I’m collecting reports from anyone who uses the plumb platinum
solder. I need to do follow up work on more kinds, and we are still
finding and working on the limitations of the existing 3 types.
Thanks in advance…


#8

We’ve tried them and they seem to work ok for some stuff, but the
melting points seem a little weird.


#9

Hi Daniel; I don’t know if you’ve been following the thread on this
product for the last week or so. I made some comments on it. Tim
Dooley had some insights into its performance, and Peter Rowe posted
an excellent set of observations on its efficacy. I’d be glad to
reiterate my experiences via off-post e-mail.
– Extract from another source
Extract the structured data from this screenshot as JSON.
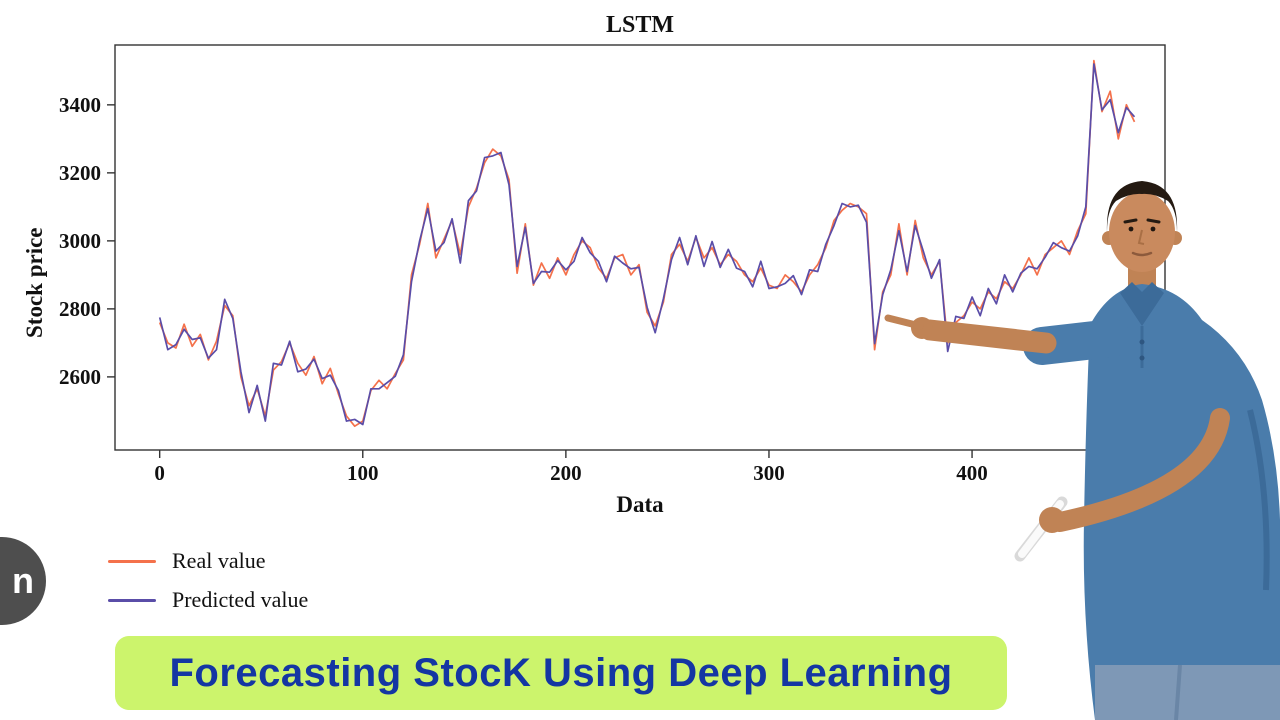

You may reach me at
@David_L_Huffman. Check the archives for Tim’s and Peter’s
responses also. I think all-in-all people are glad to have this
product. It’s a considerable advance over platinum solders
previously available.

David L. Huffman


#10

Hello Daniel, The new plumb platinum solder is, in my opinion, the
most dramatic advance in platinumsmithing since I apprenticed in the late 50’s.